パレスチナ人を低賃金労働者として搾取の対象とし、従属させる。加えて、イスラエルのマーケットとしてパレスチナ人に商品を買わせていく。しかし、それが、今、変わってきていると、この度のガザ侵攻を見て感じているそうですが、そのあたりを教えてください。

臼杵:第1部の中に、この度のガザ侵攻へ至る片鱗、部分的現象が見えてきていますね。それは「封鎖」です。テロが起こればイスラエルは封鎖を強めます。ガザ地区から人も物も何もかも、全く動けなくする。イスラエルのやってきたことのまとめが「封鎖の強化」です。これまで、占領の構造を変えない=植民地政策がイスラエルには一番いいとしていたんです。それが、今回のガザを見ていると、徹底的に破壊する、無き物にしようとしているのではないかという印象を受けたわけです。

パレスチナの大きな課題は、アラファトがガザに戻ってからです。イスラエルとアラファトの関係、後々シャロンになると変わりますが、それまでは、アラファトだけが和平のパートナーとして考えられる唯一の人でした。その枠組みの中で、日本もアラファト体制を支えてきたわけです。自治政府の腐敗ということが映画では強調されて描かれていましたが、その一方で、自治政府とイスラエルの関係はどうなっているの? と疑問に思われた方もいるのではないでしょうか。民衆の視点からだけだと、そのあたりの関係が見えてこないですね。

もう一点。ガザの外から還ってきたパレスチナ人とガザの現地にいた人の関係です。

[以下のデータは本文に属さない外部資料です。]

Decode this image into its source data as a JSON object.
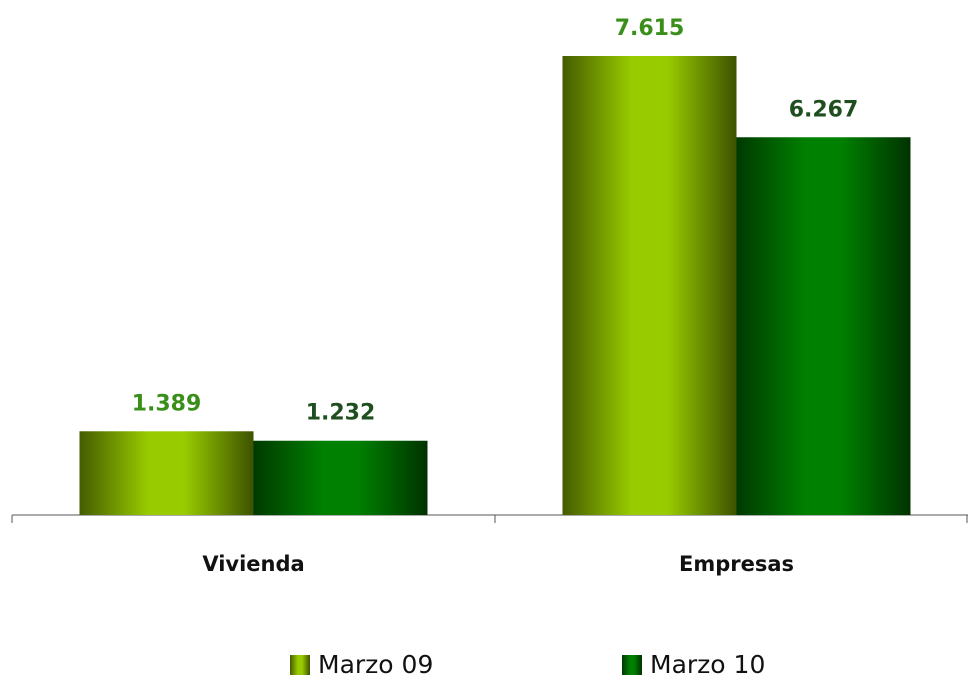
{
  "chart_data": {
    "type": "bar",
    "categories": [
      "Vivienda",
      "Empresas"
    ],
    "series": [
      {
        "name": "Marzo 09",
        "color": "#99cc00",
        "label_color": "#3a8f1a",
        "values": [
          1389,
          7615
        ],
        "value_labels": [
          "1.389",
          "7.615"
        ]
      },
      {
        "name": "Marzo 10",
        "color": "#008000",
        "label_color": "#1f4f1f",
        "values": [
          1232,
          6267
        ],
        "value_labels": [
          "1.232",
          "6.267"
        ]
      }
    ]
  }
}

「警察」というのを介して描こうとされていましたが、もう少し違った人びとで描けると重層的にパレスチナ社会が抱え込んでいたものが見えたのではないかと思います。ガザに生まれてくる新たな状況で、帰還者とそれまで占領の中で生きてきた人びととのズレが現れてくる。どんどん軋轢が大きくなり、パレスチナ社会の崩壊という問題ともつながっていくのだと思います。

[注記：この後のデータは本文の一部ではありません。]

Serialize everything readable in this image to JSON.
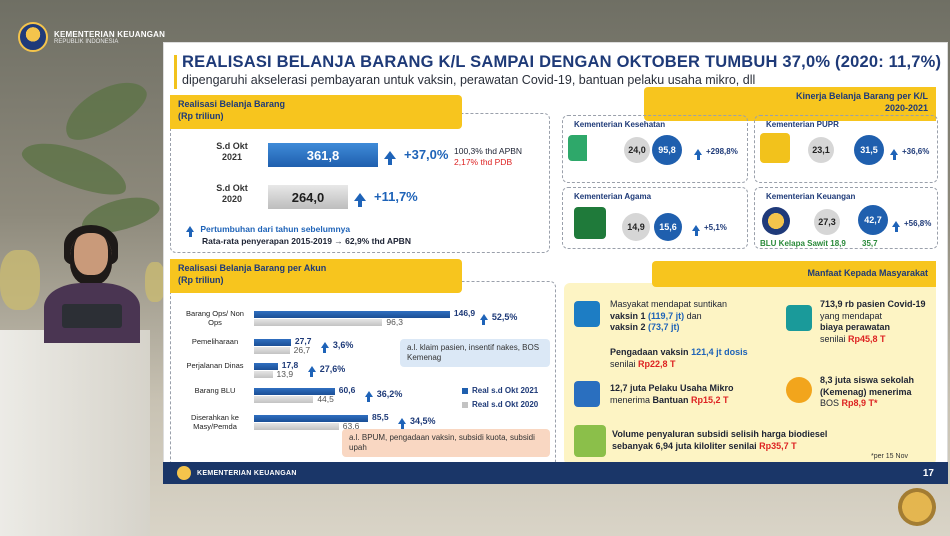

土井:全体を通して、イスラエルVSパレスチナだけで描くことは、わかりやすく受け容れやすいでしょう。僕は、オスロ合意の崩壊の原因は、単にイスラエルが悪いだけでなく、パレスチナ内部にあれだけの矛盾、腐敗が存在したことも理由として伝えたかった。でも、そこをあまりに強調しすぎではないかとの批判を受けるでしょうね。

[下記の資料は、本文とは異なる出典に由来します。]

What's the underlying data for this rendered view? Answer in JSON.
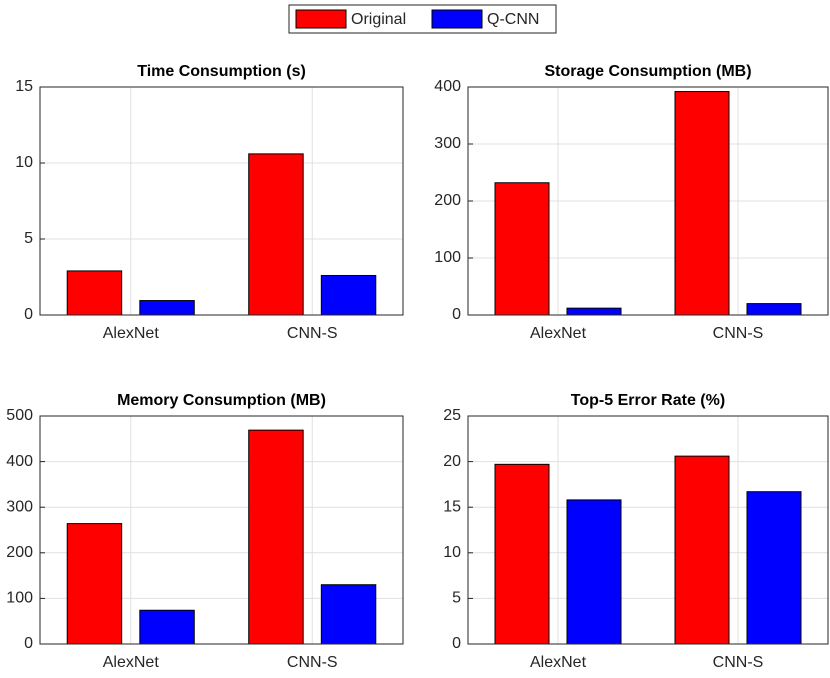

今日、映画として第1部を見てみて、「占領の構造」を映像で描く限界を感じてもいます。語りや文章では存分に伝えることができます。オスロ合意の崩壊をものの見事に描いたのは、イスラエル人ジャーナリスト、アミラ・ハスの『Drinking the Sea at Gaza(ガザの海水を飲みながら)』だと思います。あれを映像にしようと思ったんです。やはり、「文章」には敵わなかった!

臼杵:いやはや、あまり気にしないでください。そもそも、無いものねだりなんですから……、充分承知しています。

大手メディアが伝えないパレスチナを伝える

臼杵:それはそれとして、ラジ・スラーニー(注:パレスチナ人権センターを主催するガザ在住の世界的に著名な人権弁護士)やアブドゥル・シャーフィー(注:ハイデル・アブドゥル・シャーフィー。民衆から敬愛されたパレスチナを代表するガザ出身の政治指導者。1991年マドリッド中東和平会議のパレスチナ代表団団長。2007年没)を登場させているところからして、この映画のメッセージがどういうものか、少しでもパレスチナをわかる人なら彼らの発言を聞かなくてもわかります。当然の帰結として、自治政府、すなわちアラファト批判につながるんだなぁ、と。ただ、これもひとつのパレスチナ人の声である、ということですね。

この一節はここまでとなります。